One great advantage of collaborative robot technology is how it simplifies operation and programming, specifically, intuitive manual guidance but also the tablet-like re-design of the robot control units compared to the classic menu-based or code-based manual operating device.
Each of the three technologies has its benefits and drawbacks: manual guidance is good for frequent adjustments of simple pick and place applications -- but it is hardly possible to teach remote laser or path processes to a hundredth of a millimeter with shaky hands.
The classic handheld device offers full functionality and is the first choice for experienced robot programmers if the application is rarely reprogrammed and the full logic, function and command scope of the robot controller is to be used.
And a tablet-based user interface is a happy medium for the app generation.
Each of these three technologies -- and many more programming systems and aids -- are now also available for classic industrial robots. Manufacturers who have both collaborating and classic robots in their portfolio offer all technologies as an option for all robots.

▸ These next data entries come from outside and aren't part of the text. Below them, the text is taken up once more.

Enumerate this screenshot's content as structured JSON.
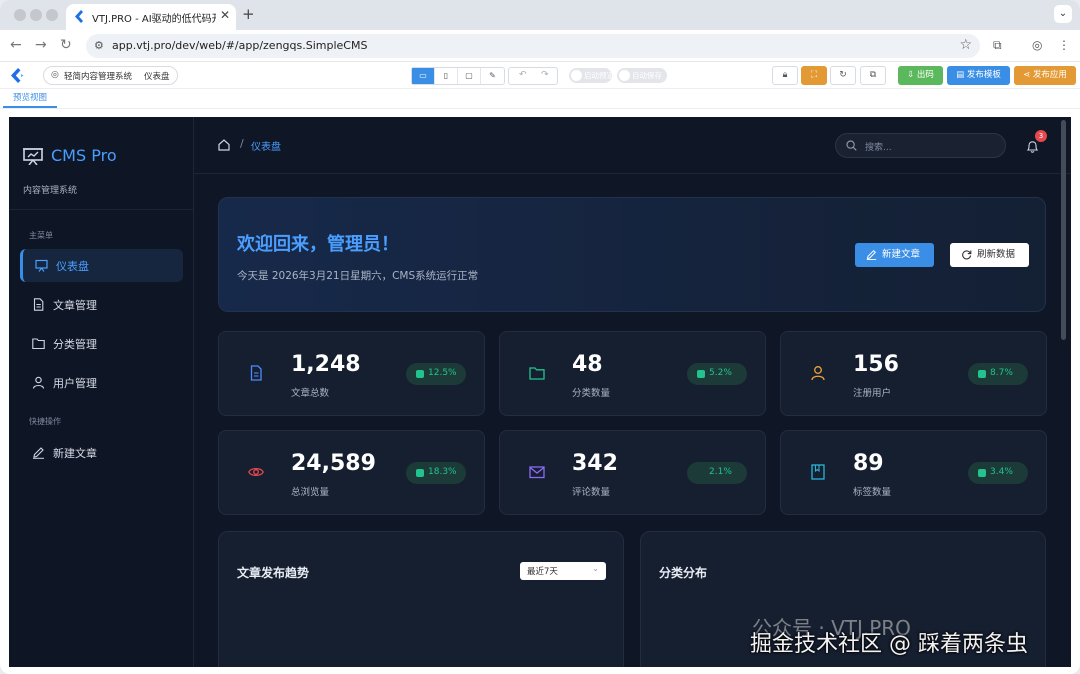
{
  "browser": {
    "tab_title": "VTJ.PRO - AI驱动的低代码开发",
    "tab_close": "✕",
    "new_tab": "+",
    "url": "app.vtj.pro/dev/web/#/app/zengqs.SimpleCMS"
  },
  "vtj": {
    "breadcrumb_app": "轻简内容管理系统",
    "breadcrumb_page": "仪表盘",
    "toggle1": "启动预览",
    "toggle2": "自动保存",
    "btn_code": "出码",
    "btn_template": "发布模板",
    "btn_publish": "发布应用",
    "preview_tab": "预览视图",
    "colors": {
      "code": "#5cb85c",
      "template": "#3a8ee6",
      "publish": "#e39a34"
    }
  },
  "sidebar": {
    "brand": "CMS Pro",
    "subtitle": "内容管理系统",
    "section_main": "主菜单",
    "section_quick": "快捷操作",
    "items": [
      {
        "label": "仪表盘",
        "icon": "monitor-icon",
        "active": true
      },
      {
        "label": "文章管理",
        "icon": "document-icon"
      },
      {
        "label": "分类管理",
        "icon": "folder-icon"
      },
      {
        "label": "用户管理",
        "icon": "user-icon"
      }
    ],
    "quick": [
      {
        "label": "新建文章",
        "icon": "edit-icon"
      }
    ]
  },
  "header": {
    "breadcrumb_sep": "/",
    "breadcrumb_current": "仪表盘",
    "search_placeholder": "搜索...",
    "notification_count": "3"
  },
  "welcome": {
    "title": "欢迎回来，管理员！",
    "subtitle": "今天是 2026年3月21日星期六，CMS系统运行正常",
    "btn_new": "新建文章",
    "btn_refresh": "刷新数据"
  },
  "stats": [
    {
      "value": "1,248",
      "label": "文章总数",
      "trend": "12.5%",
      "icon": "document-icon",
      "color": "#4a8cff"
    },
    {
      "value": "48",
      "label": "分类数量",
      "trend": "5.2%",
      "icon": "folder-icon",
      "color": "#22c38e"
    },
    {
      "value": "156",
      "label": "注册用户",
      "trend": "8.7%",
      "icon": "user-icon",
      "color": "#f0a23a"
    },
    {
      "value": "24,589",
      "label": "总浏览量",
      "trend": "18.3%",
      "icon": "eye-icon",
      "color": "#e5484d"
    },
    {
      "value": "342",
      "label": "评论数量",
      "trend": "2.1%",
      "icon": "mail-icon",
      "color": "#8b6cf6"
    },
    {
      "value": "89",
      "label": "标签数量",
      "trend": "3.4%",
      "icon": "bookmark-icon",
      "color": "#29b6d8"
    }
  ],
  "panels": {
    "trend_title": "文章发布趋势",
    "trend_range": "最近7天",
    "category_title": "分类分布"
  },
  "watermark": {
    "line1": "公众号 · VTJ.PRO",
    "line2": "掘金技术社区 @ 踩着两条虫"
  }
}
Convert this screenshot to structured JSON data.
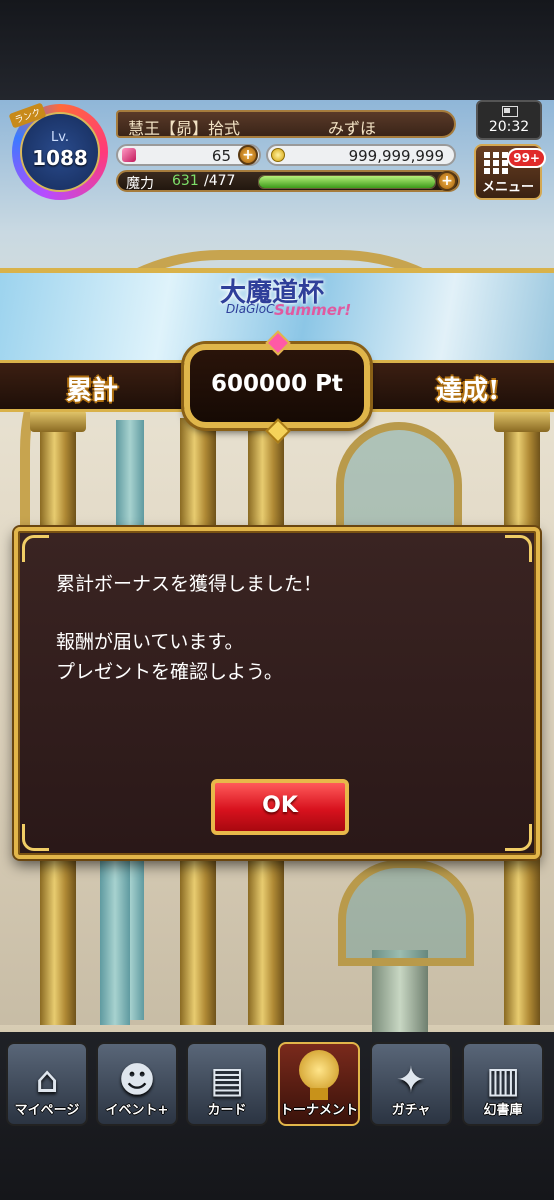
{
  "player": {
    "rank_tag": "ランク",
    "level_prefix": "Lv.",
    "level": "1088",
    "title": "慧王【昴】拾式",
    "name": "みずほ",
    "gems": "65",
    "coins": "999,999,999",
    "mp_label": "魔力",
    "mp_current": "631",
    "mp_max": "/477",
    "mp_fill_fraction": 1.0
  },
  "status": {
    "time": "20:32"
  },
  "menu": {
    "label": "メニュー",
    "badge": "99+"
  },
  "banner": {
    "event_title": "大魔道杯",
    "event_sub": "DIaGloC",
    "event_summer": "Summer!",
    "left_text": "累計",
    "points": "600000 Pt",
    "right_text": "達成!"
  },
  "dialog": {
    "line1": "累計ボーナスを獲得しました！",
    "line2": "報酬が届いています。",
    "line3": "プレゼントを確認しよう。",
    "ok_label": "OK"
  },
  "nav": {
    "items": [
      {
        "label": "マイページ",
        "icon": "house-icon"
      },
      {
        "label": "イベント+",
        "icon": "cat-icon"
      },
      {
        "label": "カード",
        "icon": "cards-icon"
      },
      {
        "label": "トーナメント",
        "icon": "trophy-icon"
      },
      {
        "label": "ガチャ",
        "icon": "gacha-icon"
      },
      {
        "label": "幻書庫",
        "icon": "library-icon"
      }
    ]
  },
  "colors": {
    "gold": "#e2b64a",
    "ok_red": "#d8121e",
    "mp_green": "#7ee06a"
  }
}
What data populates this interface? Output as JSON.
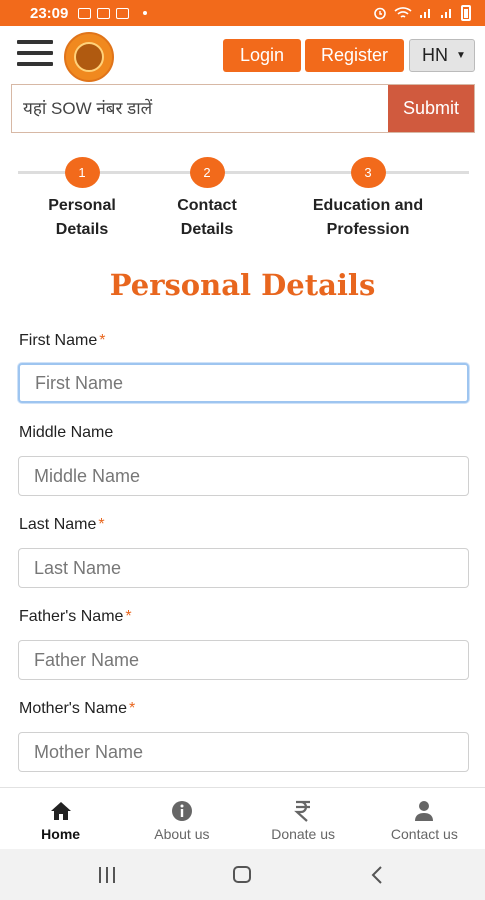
{
  "status_bar": {
    "time": "23:09"
  },
  "header": {
    "login_label": "Login",
    "register_label": "Register",
    "language": "HN"
  },
  "sow": {
    "placeholder": "यहां SOW नंबर डालें",
    "submit_label": "Submit"
  },
  "steps": [
    {
      "number": "1",
      "label": "Personal Details"
    },
    {
      "number": "2",
      "label": "Contact Details"
    },
    {
      "number": "3",
      "label": "Education and Profession"
    }
  ],
  "form": {
    "title": "Personal Details",
    "fields": [
      {
        "label": "First Name",
        "required": "*",
        "placeholder": "First Name"
      },
      {
        "label": "Middle Name",
        "required": "",
        "placeholder": "Middle Name"
      },
      {
        "label": "Last Name",
        "required": "*",
        "placeholder": "Last Name"
      },
      {
        "label": "Father's Name",
        "required": "*",
        "placeholder": "Father Name"
      },
      {
        "label": "Mother's Name",
        "required": "*",
        "placeholder": "Mother Name"
      }
    ]
  },
  "bottom_nav": [
    {
      "label": "Home",
      "icon": "home-icon"
    },
    {
      "label": "About us",
      "icon": "info-icon"
    },
    {
      "label": "Donate us",
      "icon": "rupee-icon"
    },
    {
      "label": "Contact us",
      "icon": "user-icon"
    }
  ],
  "colors": {
    "accent": "#f26a1b",
    "submit": "#d05a3e",
    "title": "#e8661e"
  }
}
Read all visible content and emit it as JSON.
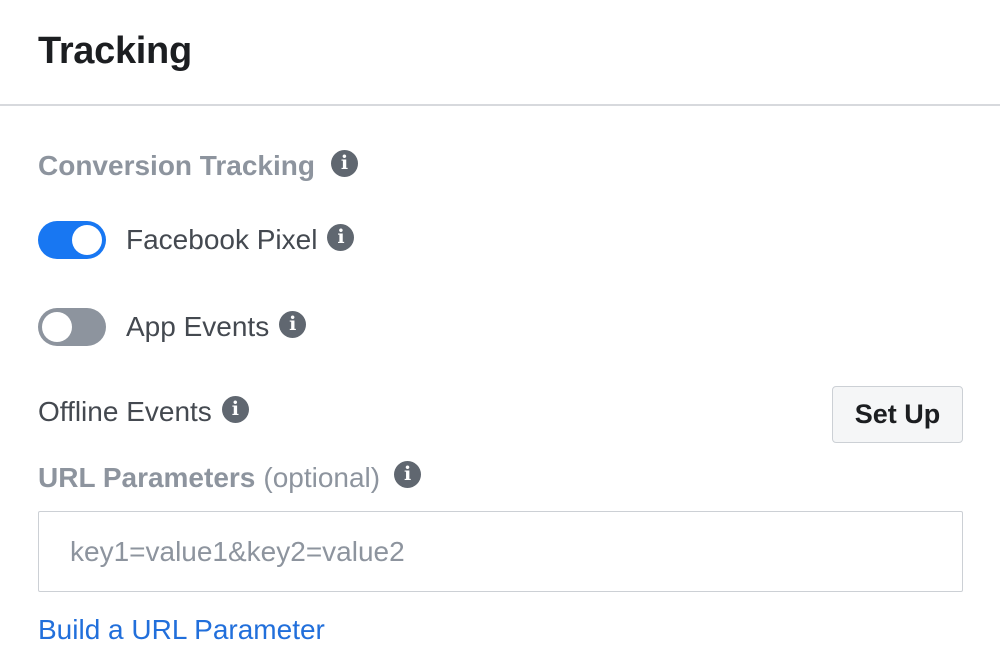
{
  "header": {
    "title": "Tracking"
  },
  "conversion_tracking": {
    "label": "Conversion Tracking",
    "info_icon": "info-icon"
  },
  "toggles": [
    {
      "label": "Facebook Pixel",
      "state": "on"
    },
    {
      "label": "App Events",
      "state": "off"
    }
  ],
  "offline_events": {
    "label": "Offline Events",
    "button_label": "Set Up"
  },
  "url_parameters": {
    "label": "URL Parameters",
    "optional": "(optional)",
    "placeholder": "key1=value1&key2=value2",
    "value": ""
  },
  "build_link": {
    "label": "Build a URL Parameter"
  },
  "colors": {
    "accent": "#1877f2",
    "link": "#216fdb",
    "toggle_off": "#8d949e",
    "muted_text": "#8d949e"
  }
}
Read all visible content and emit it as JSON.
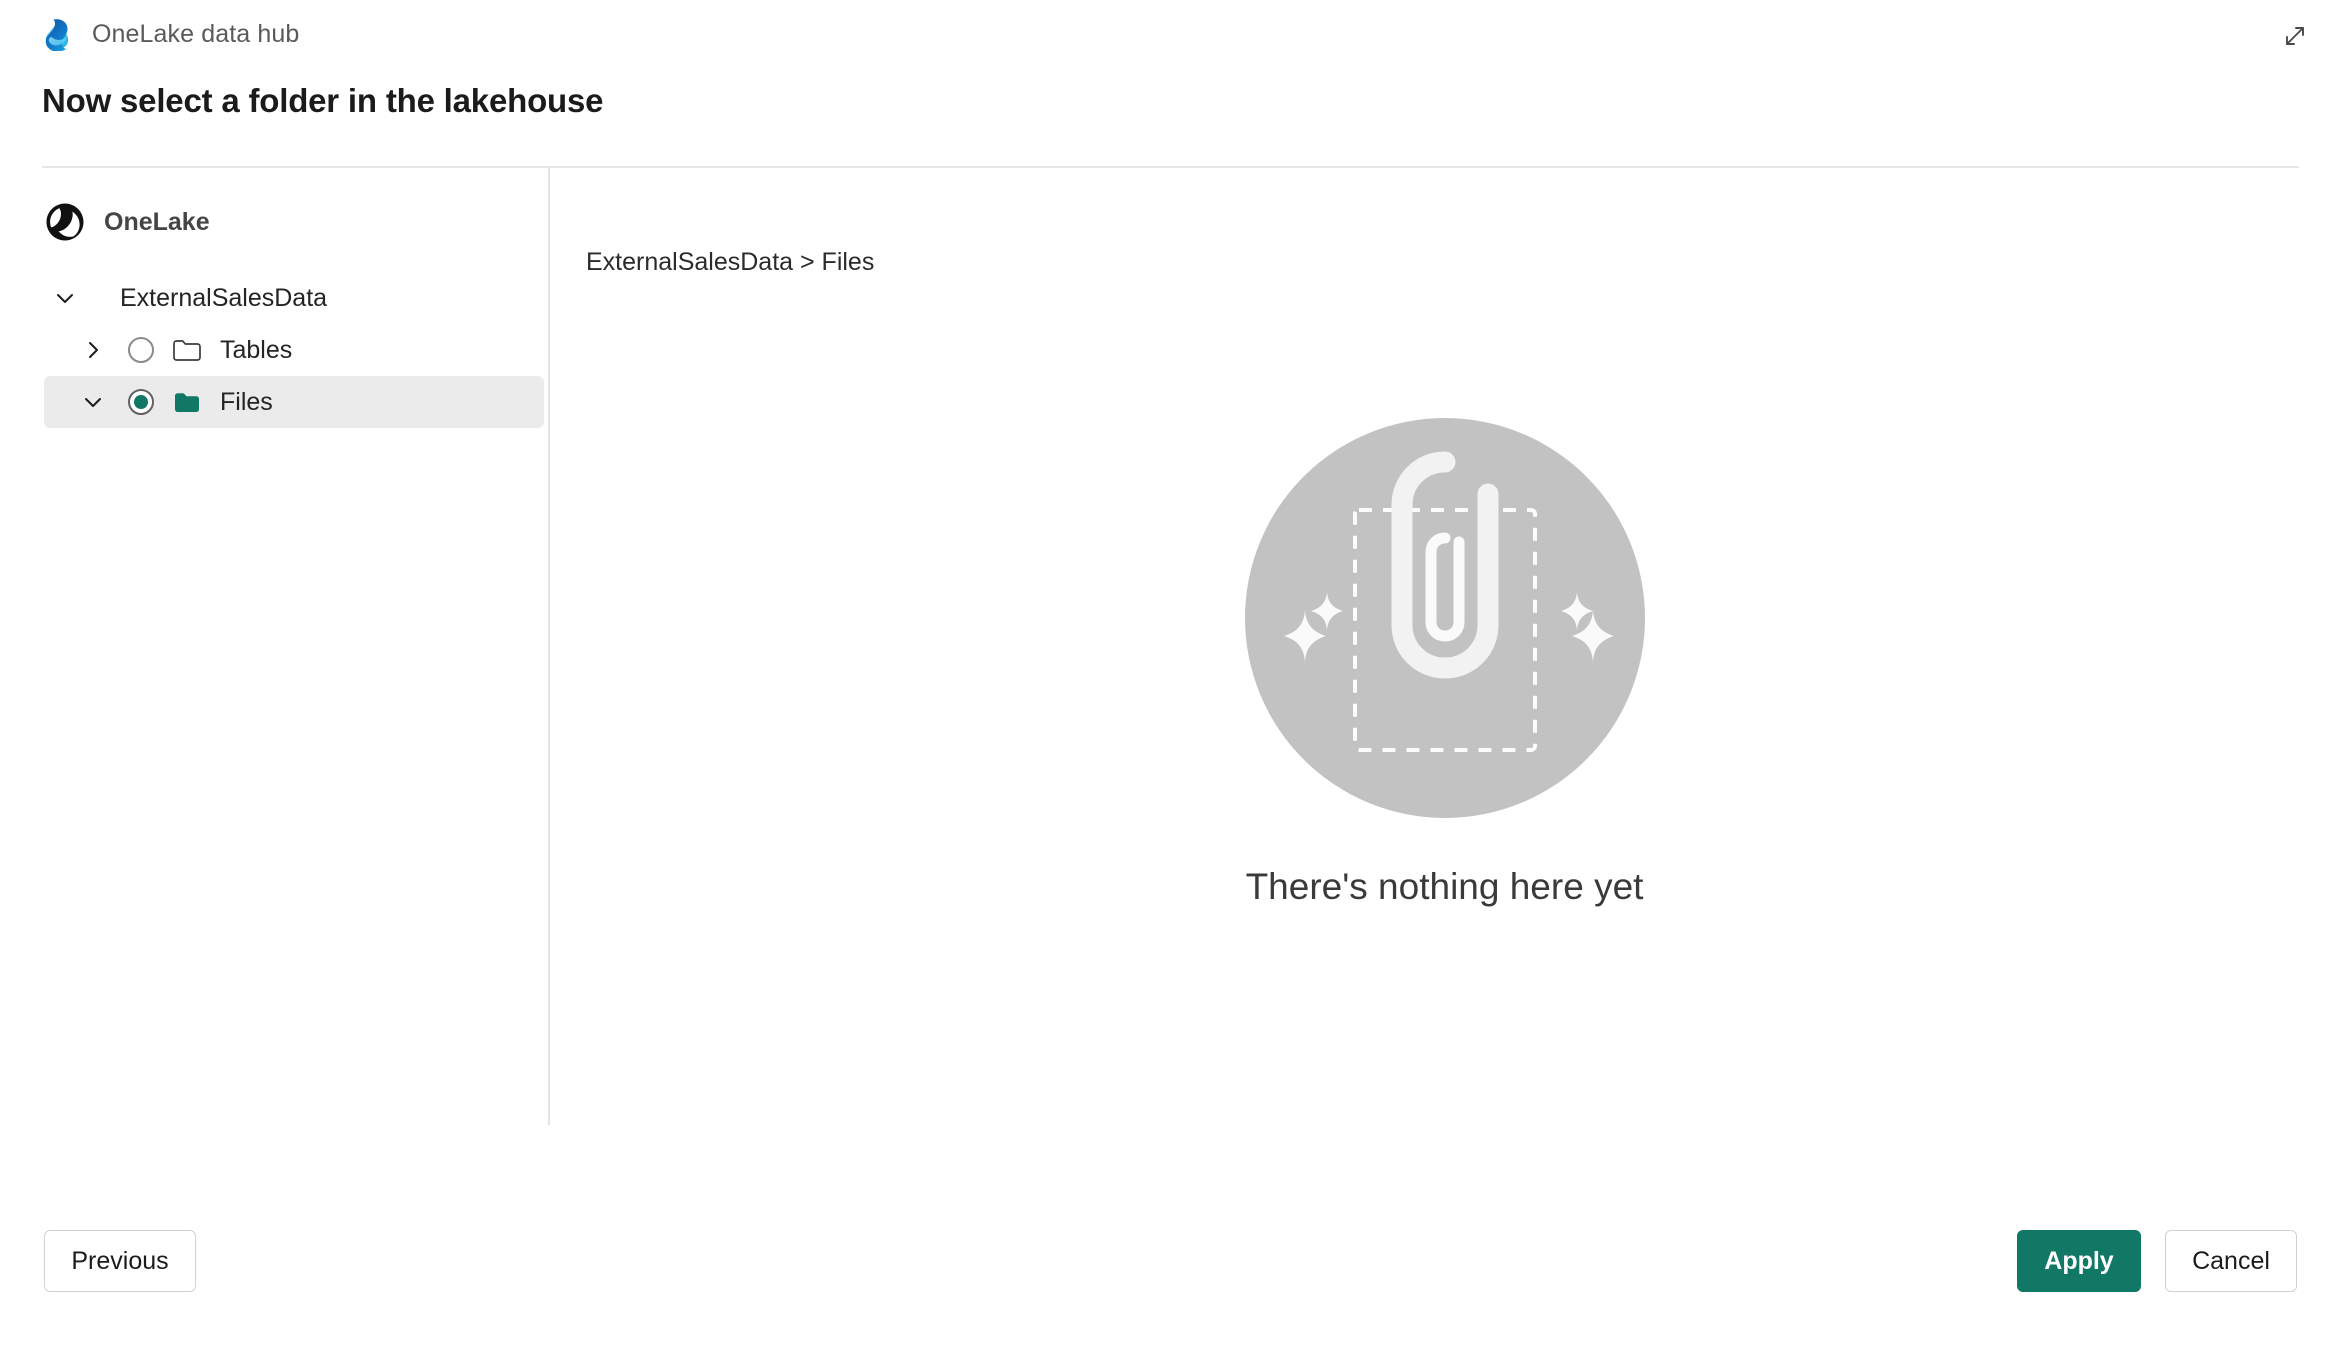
{
  "header": {
    "app_title": "OneLake data hub",
    "logo_icon": "onelake-droplet-icon",
    "expand_icon": "expand-diagonal-arrows-icon"
  },
  "page": {
    "title": "Now select a folder in the lakehouse"
  },
  "sidebar": {
    "root": {
      "label": "OneLake",
      "icon": "onelake-circle-icon"
    },
    "tree": [
      {
        "label": "ExternalSalesData",
        "level": 1,
        "twisty": "chevron-down-icon",
        "expanded": true,
        "has_radio": false,
        "has_folder": false,
        "selected": false
      },
      {
        "label": "Tables",
        "level": 2,
        "twisty": "chevron-right-icon",
        "expanded": false,
        "has_radio": true,
        "checked": false,
        "has_folder": true,
        "folder_icon": "folder-outline-icon",
        "selected": false
      },
      {
        "label": "Files",
        "level": 2,
        "twisty": "chevron-down-icon",
        "expanded": true,
        "has_radio": true,
        "checked": true,
        "has_folder": true,
        "folder_icon": "folder-filled-icon",
        "selected": true
      }
    ]
  },
  "content": {
    "breadcrumb": "ExternalSalesData > Files",
    "empty_state": {
      "message": "There's nothing here yet",
      "illustration": "paperclip-empty-folder-illustration"
    }
  },
  "footer": {
    "previous_label": "Previous",
    "apply_label": "Apply",
    "cancel_label": "Cancel"
  },
  "colors": {
    "accent_teal": "#117865",
    "selected_row_bg": "#ebebeb",
    "divider": "#e3e3e3",
    "illustration_circle": "#c2c2c2",
    "text_primary": "#242424",
    "text_muted": "#5a5a5a"
  }
}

Collaborative robotics is a fascinating new technology for applications where (true) human-robot interaction is required. It opens up a series of new applications for which classic robotics was previously too bulky or uneconomical.
Collaborative robotics will not replace classic robotics but will supplement it. It is a new element in the toolbox of flexible automation, which is first and foremost technology-neutral, committed to an intelligent, suitable and economical solution, and not to the unconditional implementation of collaborative robot technology.